In this crusade against orthodox aesthetics and restrictive perspectives on literary creation, Mateo himself has published his own poetic work and a collection of short stories titled Nadie se llama Caín (Literatura UNAM, 2019). He has also edited and annotated some of Revueltas own screenplays, namely El luto humano and Los treinta dineros, which were recently edited by UNAM in 2021. Here is where Dr. Mateo’s work and mine converge, for we both push against rigid notions of literary disciplines that insist that one thing is just one thing, and nothing more: we both disrupt the traditional idea of “genre” to open up the signifying possibilities of any given text. In this sense, Revueltas’ work provides a blueprint for ethical and political lessons that are urgent even in the present day, showing us that it is possible to think beyond pre-established limits.

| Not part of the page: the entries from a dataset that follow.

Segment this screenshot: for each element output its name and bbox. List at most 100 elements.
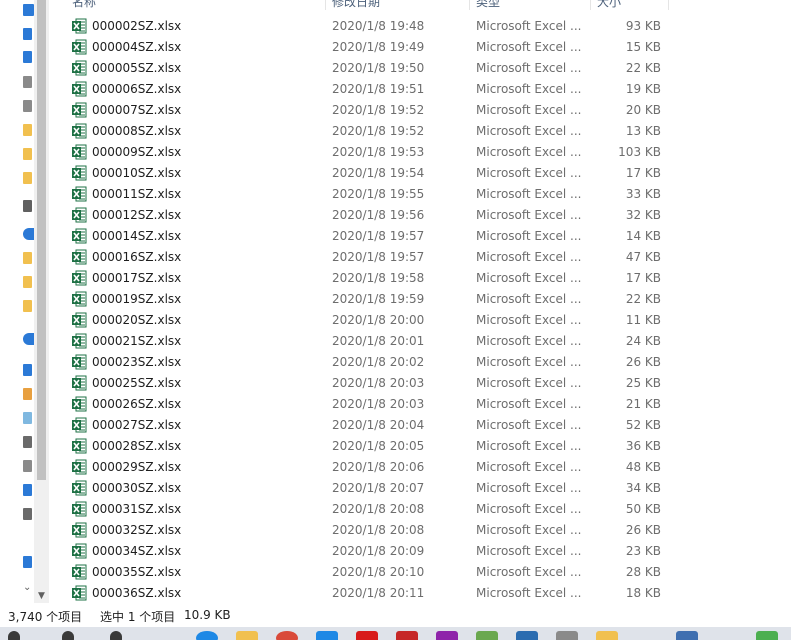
scrollbar-thumb[interactable] [37, 0, 46, 480]
file-row[interactable]: 000002SZ.xlsx 2020/1/8 19:48 Microsoft Exc… [49, 16, 791, 37]
file-row[interactable]: 000026SZ.xlsx 2020/1/8 20:03 Microsoft Exc… [49, 394, 791, 415]
file-name: 000028SZ.xlsx [92, 439, 182, 453]
file-name: 000007SZ.xlsx [92, 103, 182, 117]
file-name: 000030SZ.xlsx [92, 481, 182, 495]
file-row[interactable]: 000012SZ.xlsx 2020/1/8 19:56 Microsoft Exc… [49, 205, 791, 226]
video-icon[interactable] [23, 412, 32, 424]
file-row[interactable]: 000016SZ.xlsx 2020/1/8 19:57 Microsoft Exc… [49, 247, 791, 268]
file-row[interactable]: 000028SZ.xlsx 2020/1/8 20:05 Microsoft Exc… [49, 436, 791, 457]
picture-icon[interactable] [23, 100, 32, 112]
app-icon[interactable] [476, 631, 498, 640]
pin-icon[interactable] [23, 4, 34, 16]
app-icon[interactable] [556, 631, 578, 640]
chrome-icon[interactable] [276, 631, 298, 640]
picture-icon[interactable] [23, 436, 32, 448]
file-row[interactable]: 000011SZ.xlsx 2020/1/8 19:55 Microsoft Exc… [49, 184, 791, 205]
file-row[interactable]: 000027SZ.xlsx 2020/1/8 20:04 Microsoft Exc… [49, 415, 791, 436]
file-row[interactable]: 000020SZ.xlsx 2020/1/8 20:00 Microsoft Exc… [49, 310, 791, 331]
column-type-header[interactable]: 类型 [476, 0, 500, 10]
folder-icon[interactable] [23, 172, 32, 184]
file-row[interactable]: 000036SZ.xlsx 2020/1/8 20:11 Microsoft Exc… [49, 583, 791, 604]
desktop-icon[interactable] [23, 556, 32, 568]
file-type: Microsoft Excel ... [476, 460, 582, 474]
file-modified-date: 2020/1/8 20:08 [332, 523, 425, 537]
folder-icon[interactable] [23, 148, 32, 160]
file-row[interactable]: 000034SZ.xlsx 2020/1/8 20:09 Microsoft Exc… [49, 541, 791, 562]
download-icon[interactable] [23, 484, 32, 496]
file-type: Microsoft Excel ... [476, 523, 582, 537]
cloud-icon[interactable] [23, 333, 34, 345]
column-divider[interactable] [590, 0, 591, 10]
chevron-down-icon[interactable]: ⌄ [23, 582, 34, 594]
column-divider[interactable] [668, 0, 669, 10]
file-row[interactable]: 000031SZ.xlsx 2020/1/8 20:08 Microsoft Exc… [49, 499, 791, 520]
app-icon[interactable] [396, 631, 418, 640]
folder-icon[interactable] [23, 252, 32, 264]
search-icon[interactable] [62, 631, 74, 640]
file-row[interactable]: 000035SZ.xlsx 2020/1/8 20:10 Microsoft Exc… [49, 562, 791, 583]
file-size: 50 KB [625, 502, 661, 516]
download-icon[interactable] [23, 51, 32, 63]
file-name: 000014SZ.xlsx [92, 229, 182, 243]
file-row[interactable]: 000010SZ.xlsx 2020/1/8 19:54 Microsoft Exc… [49, 163, 791, 184]
column-divider[interactable] [325, 0, 326, 10]
file-list: 000002SZ.xlsx 2020/1/8 19:48 Microsoft Exc… [49, 16, 791, 604]
onedrive-icon[interactable] [23, 228, 34, 240]
excel-file-icon [72, 396, 87, 412]
file-name: 000010SZ.xlsx [92, 166, 182, 180]
app-icon[interactable] [756, 631, 778, 640]
objects-icon[interactable] [23, 388, 32, 400]
file-row[interactable]: 000023SZ.xlsx 2020/1/8 20:02 Microsoft Exc… [49, 352, 791, 373]
app-icon[interactable] [436, 631, 458, 640]
excel-file-icon [72, 291, 87, 307]
excel-file-icon [72, 81, 87, 97]
file-row[interactable]: 000017SZ.xlsx 2020/1/8 19:58 Microsoft Exc… [49, 268, 791, 289]
document-icon[interactable] [23, 76, 32, 88]
excel-file-icon [72, 207, 87, 223]
excel-file-icon [72, 480, 87, 496]
music-icon[interactable] [23, 508, 32, 520]
file-row[interactable]: 000029SZ.xlsx 2020/1/8 20:06 Microsoft Exc… [49, 457, 791, 478]
column-name-header[interactable]: 名称 [72, 0, 96, 10]
file-row[interactable]: 000006SZ.xlsx 2020/1/8 19:51 Microsoft Exc… [49, 79, 791, 100]
file-row[interactable]: 000019SZ.xlsx 2020/1/8 19:59 Microsoft Exc… [49, 289, 791, 310]
file-row[interactable]: 000032SZ.xlsx 2020/1/8 20:08 Microsoft Exc… [49, 520, 791, 541]
navigation-scrollbar[interactable]: ▼ [34, 0, 49, 603]
document-icon[interactable] [23, 460, 32, 472]
usb-drive-icon[interactable] [23, 200, 32, 212]
file-row[interactable]: 000014SZ.xlsx 2020/1/8 19:57 Microsoft Exc… [49, 226, 791, 247]
file-modified-date: 2020/1/8 20:10 [332, 565, 425, 579]
file-row[interactable]: 000025SZ.xlsx 2020/1/8 20:03 Microsoft Exc… [49, 373, 791, 394]
file-size: 13 KB [625, 124, 661, 138]
app-icon[interactable] [356, 631, 378, 640]
scroll-down-arrow-icon[interactable]: ▼ [37, 591, 46, 601]
app-icon[interactable] [516, 631, 538, 640]
app-icon[interactable] [676, 631, 698, 640]
folder-icon[interactable] [23, 28, 32, 40]
edge-browser-icon[interactable] [196, 631, 218, 640]
app-icon[interactable] [596, 631, 618, 640]
file-row[interactable]: 000009SZ.xlsx 2020/1/8 19:53 Microsoft Exc… [49, 142, 791, 163]
file-type: Microsoft Excel ... [476, 187, 582, 201]
file-name: 000016SZ.xlsx [92, 250, 182, 264]
column-divider[interactable] [469, 0, 470, 10]
file-name: 000026SZ.xlsx [92, 397, 182, 411]
file-row[interactable]: 000004SZ.xlsx 2020/1/8 19:49 Microsoft Exc… [49, 37, 791, 58]
column-date-header[interactable]: 修改日期 [332, 0, 380, 10]
file-row[interactable]: 000005SZ.xlsx 2020/1/8 19:50 Microsoft Exc… [49, 58, 791, 79]
file-row[interactable]: 000008SZ.xlsx 2020/1/8 19:52 Microsoft Exc… [49, 121, 791, 142]
folder-icon[interactable] [23, 124, 32, 136]
column-size-header[interactable]: 大小 [597, 0, 621, 10]
file-explorer-icon[interactable] [236, 631, 258, 640]
folder-icon[interactable] [23, 300, 32, 312]
task-view-icon[interactable] [110, 631, 122, 640]
file-type: Microsoft Excel ... [476, 565, 582, 579]
windows-start-icon[interactable] [8, 631, 20, 640]
this-pc-icon[interactable] [23, 364, 32, 376]
file-row[interactable]: 000030SZ.xlsx 2020/1/8 20:07 Microsoft Exc… [49, 478, 791, 499]
file-row[interactable]: 000007SZ.xlsx 2020/1/8 19:52 Microsoft Exc… [49, 100, 791, 121]
file-row[interactable]: 000021SZ.xlsx 2020/1/8 20:01 Microsoft Exc… [49, 331, 791, 352]
app-icon[interactable] [316, 631, 338, 640]
file-modified-date: 2020/1/8 20:06 [332, 460, 425, 474]
folder-icon[interactable] [23, 276, 32, 288]
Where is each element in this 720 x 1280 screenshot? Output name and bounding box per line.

Talking to Dr. Mateo in preparation for this piece, I asked him about an issue that has always caught my attention: the fact that the Mexican National Archives (AGN, which stands for Archivo General de la Nación) are housed within the walls of Lecumberri, a former prison also known as El Palacio Negro due to its gruel living conditions. José Revueltas himself was imprisoned there, and other famous inmates include Leon Trotsky’s murderer, Ramón Mercader, and muralist David Alfaro Siqueiros. The structure of Lecumberri is a prototypical panopticon: arranged around a central patio that overlooks the galleys, which makes it an oppressive structure that reifies the centralization of knowledge and power that Revueltas so vehemently criticized. To this, Dr. Mateo responds with a protest chant: “cada cuartel, una escuela”, every barrack a school, which indicates the desire to transform spaces of physical and intellectual repression into places devoted to the life of the mind. This social demand has become true in some cases, like Lecumberri itself or the colony in Islas Marías, where Revueltas was also imprisoned twice during his youth. The repurposing of the prison, or the redefining of a present without walls that Revueltas fought for until his dying breath.
In short, Dr. Mateo is a fierce defender of the right to think, and “to think the unthinkable”, which is reflected in his thorough analyses of Revueltas’ work. “Que los consensos no se conviertan en losas que impidan seguir pensando”, he tells me, when I ask him what we can learn from Revueltas nowadays. It is clear that the need for critical thought is more pressing than ever, and that the fight for widespread access to knowledge is still ongoing.
As previously stated, Dr. Mateo will be participating in the
2022 Lozano Long Conference in honor of the centennial of the Nettie Lee Benson
Latin American Collection, entitled “Archiving Objects of Knowledge with Latin
American Perspectives” at UT Austin in February 23-24, 2022.
[1] Mateo, José Manuel. Espectros del ensayo: José Revueltas y Ricardo Flores Magón. UNAM, 2019.